Yes, there were functional issues, but also chemistry problems combined with pressure problems. The preseason polls said UF was a top-10 team, but the Gators barely resembled a top-100 team. Now in hindsight, Coach Mike White wishes he'd talked more candidly with his players about and hype swirling around the program, but thought at the time it was best to ignore it rather than draw attention to it.
Two days after the loss at UConn, White confronted it all last Tuesday, the night the team arrived in South Carolina for the Charleston Classic, and admitted late Sunday, after beating No. 18 Xavier in the tournament championship game, that he should have done so sooner. White probably will take a cue from that teaching moment and revisit the issue after the Gators (5-2) moved back into the Associated Press rankings Monday at No. 24, with their next game Friday night against Marshall (2-3) at Exactech Arena/O'Connell Center.
Live and learn, right?
"I probably didn't address the hype enough. I didn't at all.

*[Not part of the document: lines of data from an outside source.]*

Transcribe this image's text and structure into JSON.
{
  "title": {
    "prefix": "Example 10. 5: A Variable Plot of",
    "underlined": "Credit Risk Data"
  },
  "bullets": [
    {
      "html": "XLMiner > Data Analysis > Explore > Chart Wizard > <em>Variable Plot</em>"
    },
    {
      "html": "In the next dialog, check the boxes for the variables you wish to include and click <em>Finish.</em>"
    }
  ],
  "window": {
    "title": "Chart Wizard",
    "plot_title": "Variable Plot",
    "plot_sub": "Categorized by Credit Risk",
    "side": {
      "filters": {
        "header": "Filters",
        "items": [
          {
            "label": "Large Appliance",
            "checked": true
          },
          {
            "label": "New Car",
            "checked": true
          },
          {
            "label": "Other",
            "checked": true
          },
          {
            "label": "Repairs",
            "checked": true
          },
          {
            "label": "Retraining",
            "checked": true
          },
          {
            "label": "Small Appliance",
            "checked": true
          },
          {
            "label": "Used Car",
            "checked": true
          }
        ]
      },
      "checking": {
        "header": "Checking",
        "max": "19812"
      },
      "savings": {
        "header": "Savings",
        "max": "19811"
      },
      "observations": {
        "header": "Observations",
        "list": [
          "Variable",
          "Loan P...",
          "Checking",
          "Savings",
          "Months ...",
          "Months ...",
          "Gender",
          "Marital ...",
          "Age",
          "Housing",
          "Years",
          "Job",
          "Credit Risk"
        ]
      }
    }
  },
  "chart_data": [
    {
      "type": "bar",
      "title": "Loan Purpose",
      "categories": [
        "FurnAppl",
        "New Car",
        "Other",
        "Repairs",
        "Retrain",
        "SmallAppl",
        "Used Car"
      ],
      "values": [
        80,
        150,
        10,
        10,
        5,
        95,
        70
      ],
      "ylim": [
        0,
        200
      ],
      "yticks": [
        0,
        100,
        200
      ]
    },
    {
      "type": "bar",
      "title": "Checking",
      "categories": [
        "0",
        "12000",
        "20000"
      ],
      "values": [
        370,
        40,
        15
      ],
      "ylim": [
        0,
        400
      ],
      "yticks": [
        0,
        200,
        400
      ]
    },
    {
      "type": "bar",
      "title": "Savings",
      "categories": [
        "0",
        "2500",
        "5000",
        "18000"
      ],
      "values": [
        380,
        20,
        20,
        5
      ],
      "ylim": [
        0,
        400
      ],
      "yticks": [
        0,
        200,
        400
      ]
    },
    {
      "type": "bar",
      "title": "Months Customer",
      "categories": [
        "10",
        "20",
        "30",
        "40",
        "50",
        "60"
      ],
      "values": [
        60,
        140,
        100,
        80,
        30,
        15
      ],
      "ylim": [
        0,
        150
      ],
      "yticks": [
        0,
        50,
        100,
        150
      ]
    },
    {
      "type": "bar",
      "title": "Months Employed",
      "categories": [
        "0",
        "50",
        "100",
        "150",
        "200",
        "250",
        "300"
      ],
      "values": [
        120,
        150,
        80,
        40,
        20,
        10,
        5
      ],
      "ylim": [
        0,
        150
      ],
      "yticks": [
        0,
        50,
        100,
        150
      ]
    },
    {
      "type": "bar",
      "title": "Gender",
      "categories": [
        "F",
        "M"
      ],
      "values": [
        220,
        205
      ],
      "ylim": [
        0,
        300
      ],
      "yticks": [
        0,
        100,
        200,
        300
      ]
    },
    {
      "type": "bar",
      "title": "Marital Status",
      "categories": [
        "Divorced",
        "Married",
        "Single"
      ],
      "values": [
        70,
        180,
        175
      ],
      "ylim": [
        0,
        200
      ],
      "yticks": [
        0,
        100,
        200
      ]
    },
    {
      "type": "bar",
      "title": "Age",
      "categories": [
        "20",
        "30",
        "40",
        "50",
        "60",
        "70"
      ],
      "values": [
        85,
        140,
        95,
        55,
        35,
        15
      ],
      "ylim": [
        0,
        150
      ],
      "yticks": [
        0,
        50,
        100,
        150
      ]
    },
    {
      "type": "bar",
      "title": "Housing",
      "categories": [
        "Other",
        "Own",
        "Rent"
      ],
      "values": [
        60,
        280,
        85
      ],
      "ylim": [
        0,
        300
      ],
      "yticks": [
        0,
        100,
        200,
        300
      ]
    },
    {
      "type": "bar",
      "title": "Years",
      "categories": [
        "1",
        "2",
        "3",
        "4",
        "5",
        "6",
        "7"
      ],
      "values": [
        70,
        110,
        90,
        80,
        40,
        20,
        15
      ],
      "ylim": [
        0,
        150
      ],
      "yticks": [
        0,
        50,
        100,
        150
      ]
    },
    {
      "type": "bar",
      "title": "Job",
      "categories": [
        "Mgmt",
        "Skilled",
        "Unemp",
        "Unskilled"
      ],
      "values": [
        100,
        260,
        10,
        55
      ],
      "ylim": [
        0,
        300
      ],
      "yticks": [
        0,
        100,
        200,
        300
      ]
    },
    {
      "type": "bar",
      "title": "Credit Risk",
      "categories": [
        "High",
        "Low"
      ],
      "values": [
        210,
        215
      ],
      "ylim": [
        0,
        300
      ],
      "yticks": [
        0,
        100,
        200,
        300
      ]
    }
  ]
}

The message all fall and all summer was [about] not listening to any words, period. 'It's all coming at you guys 100 miles an hour, in heavy doses.' But really for the first time, [last] week, Tuesday. I addressed it," White said after the 70-65 win that gave the Gators (5-2) a third straight victory and the program its first holiday-season tournament title in 10 years. "I think that meeting probably helped us a little bit, to get it out of the way. 'Yeah Coach, this is what we were thinking. These were some of the pitfalls that we fell into,' so on and so forth. … Now, it's the same thing. You win three here, you win a championship at an event like this, we just have to continue to grow and get better. There are so many things we didn't do very well here, but we are improving and that is what we have to hang our hat on. In the end, we hope to be really good in February."

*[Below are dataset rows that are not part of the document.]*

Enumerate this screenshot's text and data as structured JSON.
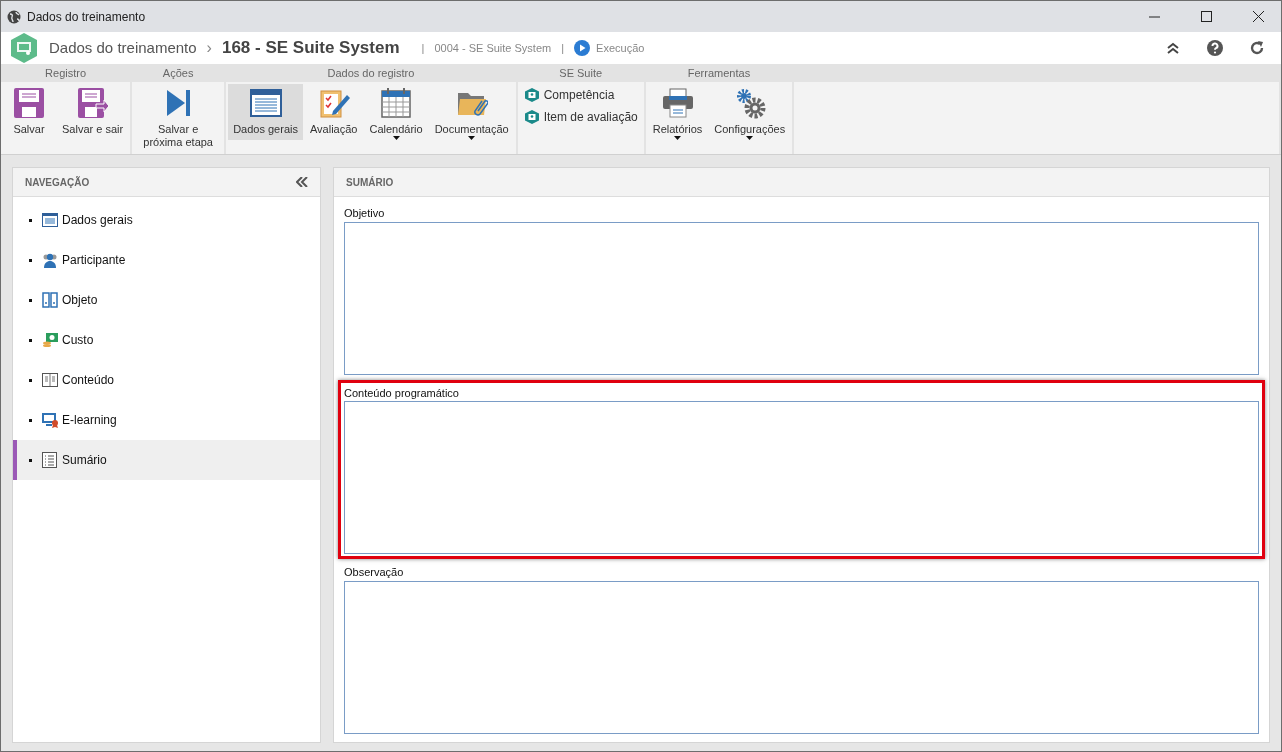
{
  "window": {
    "title": "Dados do treinamento"
  },
  "header": {
    "module": "Dados do treinamento",
    "separator": "›",
    "record": "168 - SE Suite System",
    "divider_1": "|",
    "code": "0004 - SE Suite System",
    "divider_2": "|",
    "status": "Execução"
  },
  "ribbon": {
    "groups": [
      {
        "title": "Registro",
        "buttons": [
          {
            "kind": "large",
            "label": "Salvar",
            "dropdown": false,
            "selected": false
          },
          {
            "kind": "large",
            "label": "Salvar e sair",
            "dropdown": false,
            "selected": false
          }
        ]
      },
      {
        "title": "Ações",
        "buttons": [
          {
            "kind": "large",
            "label": "Salvar e próxima etapa",
            "dropdown": false,
            "selected": false
          }
        ]
      },
      {
        "title": "Dados do registro",
        "buttons": [
          {
            "kind": "large",
            "label": "Dados gerais",
            "dropdown": false,
            "selected": true
          },
          {
            "kind": "large",
            "label": "Avaliação",
            "dropdown": false,
            "selected": false
          },
          {
            "kind": "large",
            "label": "Calendário",
            "dropdown": true,
            "selected": false
          },
          {
            "kind": "large",
            "label": "Documentação",
            "dropdown": true,
            "selected": false
          }
        ]
      },
      {
        "title": "SE Suite",
        "buttons": [
          {
            "kind": "small",
            "label": "Competência",
            "selected": false
          },
          {
            "kind": "small",
            "label": "Item de avaliação",
            "selected": false
          }
        ]
      },
      {
        "title": "Ferramentas",
        "buttons": [
          {
            "kind": "large",
            "label": "Relatórios",
            "dropdown": true,
            "selected": false
          },
          {
            "kind": "large",
            "label": "Configurações",
            "dropdown": true,
            "selected": false
          }
        ]
      }
    ]
  },
  "navigation": {
    "title": "NAVEGAÇÃO",
    "items": [
      {
        "label": "Dados gerais",
        "selected": false
      },
      {
        "label": "Participante",
        "selected": false
      },
      {
        "label": "Objeto",
        "selected": false
      },
      {
        "label": "Custo",
        "selected": false
      },
      {
        "label": "Conteúdo",
        "selected": false
      },
      {
        "label": "E-learning",
        "selected": false
      },
      {
        "label": "Sumário",
        "selected": true
      }
    ]
  },
  "summary": {
    "title": "SUMÁRIO",
    "fields": [
      {
        "label": "Objetivo",
        "highlighted": false
      },
      {
        "label": "Conteúdo programático",
        "highlighted": true
      },
      {
        "label": "Observação",
        "highlighted": false
      }
    ]
  }
}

White and his staff have done some things to simplify the offense, but also added some tweaks (and demands) that have helped better free up guys either to attack the basket or get Kerry Blackshear Jr. isolated or double-teamed in the post. Not that they weren't focused on doing those things before, but when a team is shooting just 38 percent from the floor and 24 from the 3-point line -- and the Gators have gotten open looks all season -- no offense is going to appear in sync.
UF coach Mike Whitehuddles with his team during a timeout Sunday.
In Charleston, the shots fell at better than a 48-percent clip, plus nearly 41 percent from distance, as the Gators increased their pre-tournament scoring average by 10 points in the three games.
"Eventually, we just had to come together and say, 'It's not about the hype and all that stuff.' It was about us coming together as a team and playing how we know we can play," said sophomore shooting guard Noah Locke, who went 8-for-16 from long-distance in the Classic. "We had to stop thinking so much and just go play the game and make shots like we do every day."
In beating Saint Joseph's, Miami and a veteran Musketeers team armed with five starters who were either juniors or seniors, Florida put three solid games together, but also left plenty of correctable things on tape. UF nearly blew a 17-point second half lead — "We played tight," White said — against Xavier, missing its last six field-goal attempts and turning the ball over five times in the final six-plus minutes. White credited Xavier's defense for his team's lack of poise, but he also credited forward Kerry Blackshear Jr., the fifth-year grad-transfer, for being a settling, calming influence on his UF teammates. Besides Blackshear, the eight other Gators who got on the floor were either sophomores or freshmen. Yes, they made some ill-timed mistakes.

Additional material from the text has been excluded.